Lana mengambil nasi kemudian mengulurkannya padaku. Aku tertegun memandangnya.
"Kenapa, Kak?"
"Tidak, Sayang." Aku buru-buru meraih piring yang diulurkannya, merasa senang mendapat perhatiannya. Moment seperti ini tak asing bagiku. Dulu sekali, Rifani selalu melakukan ini, mengambilkan nasi. Aku menghela napas saat tiba-tiba teringat mantan istriku itu, selalu bersikap seolah hanya akulah yang dicintainya namun pada kenyataannya dia menjalin hubungan dengan lelaki lain.
Rifani, aku pun bisa bahagia tanpamu. Aku bertopang dagu memperhatikan istriku yang tak kalah cantik dari mantan istriku itu.
"Kenapa, Kak?" Lana terlihat salah tingkah. Ia mengulurkan piring berisi nasi dan lauk pada Umi yang segera diterima gadis kecil itu.
"Tidak papa Sayang, masa menatap istri sendiri tidak boleh?" Aku tersenyum padanya. Lana ikut tersenyum begitu pun Mama.
"Jadi kalian rencananya mau bulan madu ke mana?" tanya Mama sambil menyuap yang membuat anaknya ini langsung memperhatikan menantunya yang seketika terlihat resah.
"Ma, Lana harus kembali ke rumah ibu mertuanya."
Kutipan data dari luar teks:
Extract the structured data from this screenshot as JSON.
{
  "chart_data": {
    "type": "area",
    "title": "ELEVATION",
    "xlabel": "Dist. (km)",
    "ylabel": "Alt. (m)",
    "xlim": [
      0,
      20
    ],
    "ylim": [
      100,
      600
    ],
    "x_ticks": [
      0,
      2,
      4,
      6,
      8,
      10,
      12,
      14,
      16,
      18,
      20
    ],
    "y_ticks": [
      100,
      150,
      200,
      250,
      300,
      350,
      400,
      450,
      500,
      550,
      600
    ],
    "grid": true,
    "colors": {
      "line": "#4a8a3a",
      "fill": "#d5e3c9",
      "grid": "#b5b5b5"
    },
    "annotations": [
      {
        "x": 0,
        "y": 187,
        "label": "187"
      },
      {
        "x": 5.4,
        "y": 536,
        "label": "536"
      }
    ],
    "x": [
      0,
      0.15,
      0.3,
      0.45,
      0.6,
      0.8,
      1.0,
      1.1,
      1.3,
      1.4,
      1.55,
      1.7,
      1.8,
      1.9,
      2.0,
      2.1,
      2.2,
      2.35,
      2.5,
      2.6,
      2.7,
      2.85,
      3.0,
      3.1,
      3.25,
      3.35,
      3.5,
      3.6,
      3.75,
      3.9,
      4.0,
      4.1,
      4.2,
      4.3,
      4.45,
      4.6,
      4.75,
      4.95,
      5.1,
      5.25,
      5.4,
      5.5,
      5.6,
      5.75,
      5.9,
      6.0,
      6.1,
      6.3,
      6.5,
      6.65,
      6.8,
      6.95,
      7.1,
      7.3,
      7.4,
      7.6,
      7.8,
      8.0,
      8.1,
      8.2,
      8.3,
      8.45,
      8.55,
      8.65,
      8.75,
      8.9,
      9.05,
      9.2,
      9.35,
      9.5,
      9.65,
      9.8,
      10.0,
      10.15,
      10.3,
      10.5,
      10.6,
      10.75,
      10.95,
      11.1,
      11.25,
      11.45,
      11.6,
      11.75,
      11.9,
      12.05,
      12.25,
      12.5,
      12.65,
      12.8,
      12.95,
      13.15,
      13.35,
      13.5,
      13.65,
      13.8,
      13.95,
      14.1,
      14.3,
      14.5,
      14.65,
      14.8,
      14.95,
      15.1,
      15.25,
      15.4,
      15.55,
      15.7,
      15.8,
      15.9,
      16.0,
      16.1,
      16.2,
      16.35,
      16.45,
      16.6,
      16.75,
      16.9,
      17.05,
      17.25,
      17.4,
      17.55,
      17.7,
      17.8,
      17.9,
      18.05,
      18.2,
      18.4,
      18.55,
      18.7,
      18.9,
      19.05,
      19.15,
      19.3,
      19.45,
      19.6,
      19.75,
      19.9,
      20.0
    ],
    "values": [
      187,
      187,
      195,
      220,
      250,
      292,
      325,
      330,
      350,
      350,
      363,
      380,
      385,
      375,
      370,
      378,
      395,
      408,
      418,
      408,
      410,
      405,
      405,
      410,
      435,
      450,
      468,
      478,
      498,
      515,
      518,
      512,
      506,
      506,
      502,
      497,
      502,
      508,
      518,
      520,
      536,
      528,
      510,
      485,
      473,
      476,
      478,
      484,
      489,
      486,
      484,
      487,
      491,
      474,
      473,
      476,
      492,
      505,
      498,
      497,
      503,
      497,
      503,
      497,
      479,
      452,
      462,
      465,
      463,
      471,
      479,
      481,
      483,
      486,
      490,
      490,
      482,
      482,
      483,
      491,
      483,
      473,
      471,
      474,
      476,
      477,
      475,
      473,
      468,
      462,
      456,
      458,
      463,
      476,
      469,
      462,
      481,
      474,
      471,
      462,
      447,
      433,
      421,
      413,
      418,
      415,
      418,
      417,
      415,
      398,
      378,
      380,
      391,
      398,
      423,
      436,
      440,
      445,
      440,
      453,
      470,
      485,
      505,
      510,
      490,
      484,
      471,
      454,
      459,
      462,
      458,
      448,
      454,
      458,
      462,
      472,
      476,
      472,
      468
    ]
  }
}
Mama menarik napas, wajahnya muram. "Ibu mertua Lana kan sekarang Mama, Dam. Bukan dia lagi."
"Itu benar," kataku.
Lana menggaruk rambut terlihat tak nyaman. "Ibu sakit-sakitan, Ma. Aku udah janji tinggal di rumah mantan ibu mertuaku selama tiga bulan, Ma."
"Apa kamu masih sering berinteraksi dengan mantan suami?" tanya Mama ingin tahu.
"Ma." Aku memandang Mama, memperingatkannya agar tak terlalu jauh karena Lana pasti akan tak nyaman ditodong dengan pertanyaan seperti itu.
Melihat Lana terus diam, mama tiba-tiba tertawa kecil. "Oh maaf ya, Sayang. Mama bertanya seperti ini karena Mama sayang kamu. Mama peduli padamu dan Adam," jelas Mama diakhiri senyum kecil.
Lana mengangguk. "Aku selalu bertemu dengan mantan suamiku, Ma, tapi dia gak tinggal di rumah."
"Oh, syukurlah." Mama mengangguk-angguk. "Jadi Sayang, kamu ingin bulan madu ke mana?" tanya Mama yang membuat Lana lagi-lagi memandangku. Ma, mama, padahal sudah dijelaskan tadi bahwa Lana harus kembali ke rumah ibunya.
"Ma, pada mantan ibu mertuanya, Lana hanya ijin ke Bandung dua hari."
"Ya, ya." Mama mengangguk mengerti, tapi dengan sorot mata tak puas.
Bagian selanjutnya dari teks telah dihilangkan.